Em suma, bem decidiu o Acórdão recorrido ao ter por não desconforme com o n° 1,
do artigo 62° da CRP o n° 1, do artigo 8° do DL 46/94, de 22-2».
3. Desta decisão foi interposto o presente recurso de constitucionalidade,
requerendo a recorrente a apreciação da inconstitucionalidade do artigo 8º, nº
1, do Decreto-Lei nº 46/94, de 22 de Fevereiro, por violação do artigo 62º da
Constituição da República Portuguesa (CRP).
Notificada para alegar, conclui que:
«1. Por despacho da Exmª Subdirectora Regional do Ambiente e do Ordenamento do
Território do Norte, de 21/3/2001, foi decidida a reversão gratuita a favor do
Estado das construções e instalações fixas do estabelecimento denominado “Café
B.”, ou seja, do imóvel onde funcionou esse café.
2. O douto acórdão recorrido considera provado que a recorrente é
comproprietária do imóvel inscrito na matriz predial urbana da freguesia e
concelho de Póvoa de Varzim com o artigo matricial n° …., situado na praia de …,
na Avenida …, da mesma freguesia e concelho – imóvel esse que foi construído em
1940, pelos falecidos sogros da recorrente e pais dos demais comproprietários e
é constituído por cave, rés do chão e 1º andar.

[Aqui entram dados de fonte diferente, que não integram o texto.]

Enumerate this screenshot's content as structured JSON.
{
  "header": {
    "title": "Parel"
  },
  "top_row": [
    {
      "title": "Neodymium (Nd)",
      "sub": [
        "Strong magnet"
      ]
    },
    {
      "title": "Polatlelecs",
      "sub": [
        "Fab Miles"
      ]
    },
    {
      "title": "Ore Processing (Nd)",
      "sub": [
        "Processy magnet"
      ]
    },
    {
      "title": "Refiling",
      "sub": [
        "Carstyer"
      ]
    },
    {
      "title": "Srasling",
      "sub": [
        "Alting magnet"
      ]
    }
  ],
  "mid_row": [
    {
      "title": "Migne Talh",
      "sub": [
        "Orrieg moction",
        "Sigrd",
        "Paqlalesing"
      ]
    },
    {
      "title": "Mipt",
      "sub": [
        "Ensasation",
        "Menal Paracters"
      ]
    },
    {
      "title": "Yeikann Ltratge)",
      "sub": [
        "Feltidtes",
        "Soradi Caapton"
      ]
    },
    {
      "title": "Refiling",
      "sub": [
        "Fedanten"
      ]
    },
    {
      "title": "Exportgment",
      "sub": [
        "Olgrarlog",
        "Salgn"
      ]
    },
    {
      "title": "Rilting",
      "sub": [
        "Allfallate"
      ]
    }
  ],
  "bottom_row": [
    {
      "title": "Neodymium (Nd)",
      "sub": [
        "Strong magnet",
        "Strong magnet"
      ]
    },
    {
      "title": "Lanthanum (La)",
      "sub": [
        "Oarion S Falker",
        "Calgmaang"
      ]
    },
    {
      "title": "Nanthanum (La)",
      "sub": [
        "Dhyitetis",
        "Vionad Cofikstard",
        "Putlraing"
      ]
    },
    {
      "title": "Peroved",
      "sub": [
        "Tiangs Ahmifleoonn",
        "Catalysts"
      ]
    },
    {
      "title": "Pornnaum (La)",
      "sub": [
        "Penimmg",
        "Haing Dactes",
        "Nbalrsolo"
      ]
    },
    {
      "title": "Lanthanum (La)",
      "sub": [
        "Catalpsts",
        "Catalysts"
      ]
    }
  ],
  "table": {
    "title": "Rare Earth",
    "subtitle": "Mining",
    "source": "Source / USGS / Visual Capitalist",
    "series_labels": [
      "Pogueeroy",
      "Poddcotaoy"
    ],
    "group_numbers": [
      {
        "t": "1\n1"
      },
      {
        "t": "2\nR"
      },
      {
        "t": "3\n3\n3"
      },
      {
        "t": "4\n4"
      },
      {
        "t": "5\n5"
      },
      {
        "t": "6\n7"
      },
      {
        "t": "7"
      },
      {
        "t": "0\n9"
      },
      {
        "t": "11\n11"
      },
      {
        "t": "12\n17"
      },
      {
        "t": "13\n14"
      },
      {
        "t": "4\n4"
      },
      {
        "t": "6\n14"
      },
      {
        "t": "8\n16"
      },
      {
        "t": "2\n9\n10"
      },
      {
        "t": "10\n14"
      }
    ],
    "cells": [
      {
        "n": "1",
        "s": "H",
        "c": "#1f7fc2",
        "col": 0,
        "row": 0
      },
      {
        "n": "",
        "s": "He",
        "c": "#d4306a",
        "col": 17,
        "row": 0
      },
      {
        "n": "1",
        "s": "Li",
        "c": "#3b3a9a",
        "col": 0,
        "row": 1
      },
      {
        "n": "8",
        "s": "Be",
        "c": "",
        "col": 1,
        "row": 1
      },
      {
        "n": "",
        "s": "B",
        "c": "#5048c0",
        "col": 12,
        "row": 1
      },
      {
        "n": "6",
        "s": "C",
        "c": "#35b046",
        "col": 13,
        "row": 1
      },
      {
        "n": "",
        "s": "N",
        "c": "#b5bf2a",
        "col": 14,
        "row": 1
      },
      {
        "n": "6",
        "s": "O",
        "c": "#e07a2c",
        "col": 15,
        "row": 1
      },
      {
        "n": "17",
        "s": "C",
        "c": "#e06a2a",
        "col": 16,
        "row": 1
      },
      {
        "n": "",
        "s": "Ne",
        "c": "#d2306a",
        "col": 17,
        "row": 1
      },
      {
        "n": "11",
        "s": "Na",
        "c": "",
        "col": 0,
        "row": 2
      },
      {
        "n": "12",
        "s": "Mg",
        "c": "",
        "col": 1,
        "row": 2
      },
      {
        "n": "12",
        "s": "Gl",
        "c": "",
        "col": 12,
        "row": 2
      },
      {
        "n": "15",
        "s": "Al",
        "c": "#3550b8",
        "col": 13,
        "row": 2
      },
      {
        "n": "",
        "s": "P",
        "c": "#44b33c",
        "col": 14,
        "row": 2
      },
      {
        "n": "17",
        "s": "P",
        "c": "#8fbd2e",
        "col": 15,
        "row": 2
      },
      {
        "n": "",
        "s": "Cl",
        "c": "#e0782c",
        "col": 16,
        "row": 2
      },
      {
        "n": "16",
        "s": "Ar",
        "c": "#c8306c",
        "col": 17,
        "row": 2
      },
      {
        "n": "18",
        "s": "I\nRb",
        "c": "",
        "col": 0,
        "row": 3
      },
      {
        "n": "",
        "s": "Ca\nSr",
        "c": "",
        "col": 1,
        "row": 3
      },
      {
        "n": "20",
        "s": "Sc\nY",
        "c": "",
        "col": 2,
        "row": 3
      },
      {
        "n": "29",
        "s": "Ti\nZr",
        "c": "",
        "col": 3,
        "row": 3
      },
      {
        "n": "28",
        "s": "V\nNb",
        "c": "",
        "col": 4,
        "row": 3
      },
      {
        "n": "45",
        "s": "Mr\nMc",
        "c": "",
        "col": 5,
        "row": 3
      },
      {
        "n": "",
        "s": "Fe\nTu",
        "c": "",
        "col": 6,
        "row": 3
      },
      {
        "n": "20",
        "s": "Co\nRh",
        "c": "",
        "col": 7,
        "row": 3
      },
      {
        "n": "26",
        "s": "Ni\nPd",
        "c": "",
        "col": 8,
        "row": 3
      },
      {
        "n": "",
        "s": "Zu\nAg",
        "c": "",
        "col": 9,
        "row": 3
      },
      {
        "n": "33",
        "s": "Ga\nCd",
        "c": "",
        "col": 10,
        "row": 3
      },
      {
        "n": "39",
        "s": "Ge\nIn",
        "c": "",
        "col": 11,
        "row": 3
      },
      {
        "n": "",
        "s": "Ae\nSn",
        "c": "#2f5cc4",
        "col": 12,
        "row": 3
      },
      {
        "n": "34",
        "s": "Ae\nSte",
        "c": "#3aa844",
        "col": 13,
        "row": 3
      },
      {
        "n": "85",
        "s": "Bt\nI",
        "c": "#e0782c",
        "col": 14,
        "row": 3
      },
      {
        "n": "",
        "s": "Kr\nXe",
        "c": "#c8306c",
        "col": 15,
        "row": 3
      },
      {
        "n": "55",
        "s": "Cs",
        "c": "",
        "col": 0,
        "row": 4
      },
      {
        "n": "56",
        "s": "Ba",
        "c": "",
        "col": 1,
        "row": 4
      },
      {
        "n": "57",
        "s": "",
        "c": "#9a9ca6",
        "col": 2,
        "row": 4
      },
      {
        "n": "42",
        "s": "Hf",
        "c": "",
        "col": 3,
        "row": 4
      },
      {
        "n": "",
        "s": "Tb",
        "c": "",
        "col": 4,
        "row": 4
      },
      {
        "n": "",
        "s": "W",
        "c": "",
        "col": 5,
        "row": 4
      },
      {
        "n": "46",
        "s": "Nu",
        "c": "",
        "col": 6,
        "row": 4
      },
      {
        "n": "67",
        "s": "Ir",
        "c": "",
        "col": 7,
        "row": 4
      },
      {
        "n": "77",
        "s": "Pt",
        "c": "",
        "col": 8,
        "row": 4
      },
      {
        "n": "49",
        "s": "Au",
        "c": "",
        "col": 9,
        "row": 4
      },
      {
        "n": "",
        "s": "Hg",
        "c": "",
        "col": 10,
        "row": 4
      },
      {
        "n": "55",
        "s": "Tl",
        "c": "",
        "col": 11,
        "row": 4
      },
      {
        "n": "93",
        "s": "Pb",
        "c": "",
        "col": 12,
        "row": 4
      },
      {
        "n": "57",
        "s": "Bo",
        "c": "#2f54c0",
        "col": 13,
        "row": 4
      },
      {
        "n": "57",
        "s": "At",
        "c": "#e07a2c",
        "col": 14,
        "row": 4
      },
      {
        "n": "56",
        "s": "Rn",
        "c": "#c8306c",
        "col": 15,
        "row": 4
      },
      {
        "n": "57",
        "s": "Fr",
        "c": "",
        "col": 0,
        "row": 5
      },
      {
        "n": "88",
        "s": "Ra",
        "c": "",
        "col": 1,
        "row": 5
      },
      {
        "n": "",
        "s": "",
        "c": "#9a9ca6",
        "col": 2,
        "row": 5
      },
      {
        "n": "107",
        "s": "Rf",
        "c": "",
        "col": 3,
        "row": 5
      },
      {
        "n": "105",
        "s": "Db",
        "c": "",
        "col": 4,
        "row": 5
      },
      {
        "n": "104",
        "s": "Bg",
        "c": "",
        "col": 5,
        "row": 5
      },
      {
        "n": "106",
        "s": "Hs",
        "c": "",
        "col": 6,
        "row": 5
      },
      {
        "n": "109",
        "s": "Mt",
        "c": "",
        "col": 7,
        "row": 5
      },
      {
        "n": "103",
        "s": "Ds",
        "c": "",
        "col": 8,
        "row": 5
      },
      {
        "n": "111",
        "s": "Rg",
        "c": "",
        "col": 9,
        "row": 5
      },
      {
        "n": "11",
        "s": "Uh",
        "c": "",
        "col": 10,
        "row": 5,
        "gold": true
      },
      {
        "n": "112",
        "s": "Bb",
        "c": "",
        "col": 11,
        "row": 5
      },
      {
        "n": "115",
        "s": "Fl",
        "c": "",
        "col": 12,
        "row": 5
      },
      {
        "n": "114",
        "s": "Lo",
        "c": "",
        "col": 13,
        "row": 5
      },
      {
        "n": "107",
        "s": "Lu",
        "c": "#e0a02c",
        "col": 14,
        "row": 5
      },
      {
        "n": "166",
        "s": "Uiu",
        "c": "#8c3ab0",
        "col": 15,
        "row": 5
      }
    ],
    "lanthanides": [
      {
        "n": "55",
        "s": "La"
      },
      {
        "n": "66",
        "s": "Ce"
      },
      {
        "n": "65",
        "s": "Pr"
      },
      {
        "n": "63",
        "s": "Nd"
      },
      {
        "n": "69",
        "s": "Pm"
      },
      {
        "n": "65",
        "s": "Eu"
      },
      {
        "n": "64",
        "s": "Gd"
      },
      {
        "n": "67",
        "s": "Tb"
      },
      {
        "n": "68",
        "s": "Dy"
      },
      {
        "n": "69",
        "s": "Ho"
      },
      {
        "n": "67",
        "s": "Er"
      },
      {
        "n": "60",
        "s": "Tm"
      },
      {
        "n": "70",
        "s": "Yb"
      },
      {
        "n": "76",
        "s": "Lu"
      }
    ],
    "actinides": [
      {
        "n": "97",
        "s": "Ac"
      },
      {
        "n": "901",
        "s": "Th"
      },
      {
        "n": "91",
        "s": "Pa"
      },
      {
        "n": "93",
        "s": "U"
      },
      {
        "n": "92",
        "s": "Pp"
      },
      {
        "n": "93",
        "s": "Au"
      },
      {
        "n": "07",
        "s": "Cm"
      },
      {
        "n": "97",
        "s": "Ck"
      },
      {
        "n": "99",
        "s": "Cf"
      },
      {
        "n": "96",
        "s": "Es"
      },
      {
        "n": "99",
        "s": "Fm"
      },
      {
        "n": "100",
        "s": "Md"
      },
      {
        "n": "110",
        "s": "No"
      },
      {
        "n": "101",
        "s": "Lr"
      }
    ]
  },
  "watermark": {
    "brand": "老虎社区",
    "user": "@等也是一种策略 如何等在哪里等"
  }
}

3. A opção constitucional pela integração sistemática do «Direito de Propriedade
Privada» no título dos «Direitos e Deveres Económicos, Sociais e Culturais» não
lhe retirou a sua dimensão fundamental de liberdade e, nessa medida, ao direito
de propriedade privada é unanimemente reconhecida, pela Doutrina e pela
Jurisprudência Constitucional, natureza análoga à dos direitos, liberdades e
garantias, pelo que o direito de propriedade privada goza, nos termos do artigo
17.º da Constituição, do regime dos Direitos, Liberdades e Garantias.
4. Assim sendo, as restrições ao direito de propriedade privada têm de respeitar
os requisitos definidos pelo artigo 18.º, n.º2 da Constituição da República
Portuguesa: além de previsão expressa na Constituição, terão de limitar-se ao
necessário para salvaguardar outros direitos ou interesses constitucionalmente
protegidos, e não poderão diminuir a extensão e o alcance do conteúdo essencial
do direito fundamental em causa.
5. Invoca a entidade recorrida que a reversão tem acolhimento legal no disposto
no artº 8° n° 1 do Decreto-Lei n° 46/94 de 22 de Fevereiro.

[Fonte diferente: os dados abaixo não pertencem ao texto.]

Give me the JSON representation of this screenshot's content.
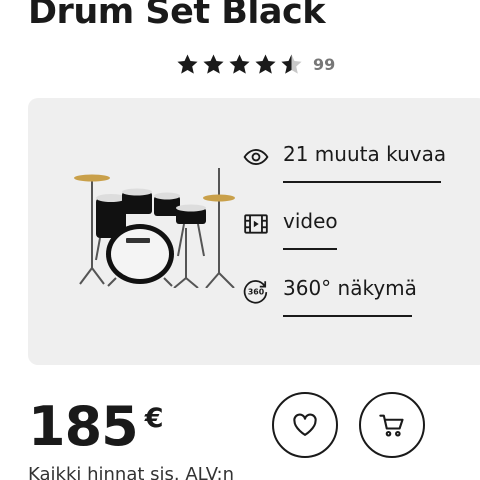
{
  "product": {
    "title": "Drum Set Black",
    "rating_value": 4.5,
    "rating_max": 5,
    "rating_count": "99"
  },
  "media": {
    "links": [
      {
        "label": "21 muuta kuvaa",
        "icon": "eye-icon"
      },
      {
        "label": "video",
        "icon": "film-icon"
      },
      {
        "label": "360° näkymä",
        "icon": "rotate-360-icon"
      }
    ]
  },
  "pricing": {
    "price": "185",
    "currency": "€",
    "tax_note": "Kaikki hinnat sis. ALV:n"
  },
  "actions": {
    "wishlist_icon": "heart-icon",
    "cart_icon": "cart-icon"
  },
  "colors": {
    "text": "#1a1a1a",
    "panel_bg": "#efefef",
    "star_filled": "#1a1a1a",
    "star_empty": "#c8c8c8",
    "muted": "#777777"
  }
}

6. Este normativo, ao permitir a reversão a título gratuito para o Estado dum
edifício, portanto, sem pagamento de qualquer contrapartida para a entidade
particular desapropriada, viola o Direito de Propriedade consignado no art.º 62°
n° 1 e 2 da Constituição da República Portuguesa.
7. Efectivamente, de acordo com a Constituição, ninguém pode ser privado do seu
direito de propriedade sem que ocorra utilidade pública e sem que seja paga a
correspondente indemnização.
8. A norma do art.º artº 8° n° 1 do Decreto-Lei n° 46/94 de 22 de Fevereiro é
assim inconstitucional, por estar em oposição frontal com o preceituado no art.º
62° n° 1 e 2 da Constituição da República».

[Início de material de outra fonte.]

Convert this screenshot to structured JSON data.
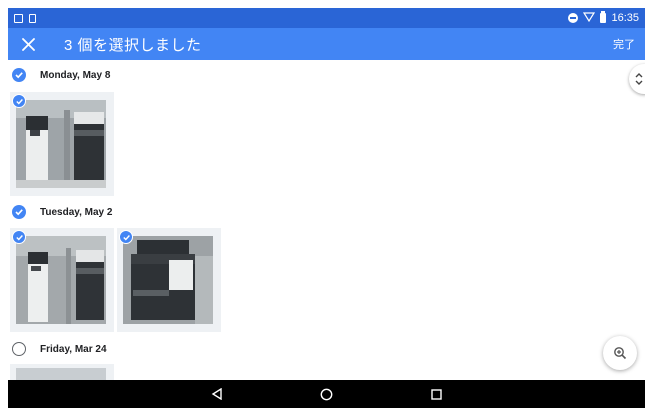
{
  "status_bar": {
    "time": "16:35",
    "icons": [
      "photo-icon",
      "sim-icon",
      "do-not-disturb-icon",
      "wifi-icon",
      "battery-icon"
    ]
  },
  "app_bar": {
    "title": "3 個を選択しました",
    "done_label": "完了",
    "close_icon": "close-icon"
  },
  "sections": [
    {
      "date": "Monday, May 8",
      "selected": true,
      "photos": [
        {
          "selected": true
        }
      ]
    },
    {
      "date": "Tuesday, May 2",
      "selected": true,
      "photos": [
        {
          "selected": true
        },
        {
          "selected": true
        }
      ]
    },
    {
      "date": "Friday, Mar 24",
      "selected": false,
      "photos": [
        {
          "selected": false
        }
      ]
    }
  ],
  "colors": {
    "status_bar": "#2a65d6",
    "app_bar": "#4285f4",
    "check": "#4285f4",
    "nav_bar": "#000000"
  },
  "nav": [
    "back-icon",
    "home-icon",
    "recents-icon"
  ]
}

4. Notificado o recorrido para alegar, concluiu que:
«a) A Recorrente foi detentora de uma licença precária de utilização, logo, não
constitutiva de direitos, de “um equipamento com função de apoio de praia” que,
por se encontrar no domínio público do Estado, não pode ser objecto de direitos
privados, sendo inapropriável;
b) O direito de propriedade, constitucionalmente consagrado, não é absoluto,
estando limitado, no caso dos autos, pelo artº 84° da CRP, que elenca os bens
que pertencem ao domínio público e outros que a lei possa vir a classificar como
tais;
c) É o que sucede com o DL n° 46/94;
d) Os bens do domínio público podem ser objecto de exploração económica por
entidades privadas, em regime de licença ou concessão;
e) Tal foi o caso dos autos;
f) Inexistindo, por força do n° 2 do artº 202° do CC um direito à propriedade do
“equipamento com função de apoio de praia”, o invocado direito de propriedade
não goza do regime de tutela dos direitos, liberdades e garantias;
g) A reversão prevista no art° 8° n° 1, do DL n° 49/94, não é reconduzível a uma
expropriação por utilidade pública;
h) Esta, como medida ablatória que é da propriedade e dos direitos dela
decorrentes, para além de pressupor a propriedade do bem a reverter, depende de
prévia prolação de um acto de declaração de utilidade pública;
i) Já a aludida reversão não assenta num direito de propriedade e decorre
directamente da lei.
j) A reversão a favor da Administração, a título gratuito, da utilização do
domínio público hídrico aqui em causa (“equipamento com função de apoio de
praia”), não está sujeita ao pagamento de uma indemnização.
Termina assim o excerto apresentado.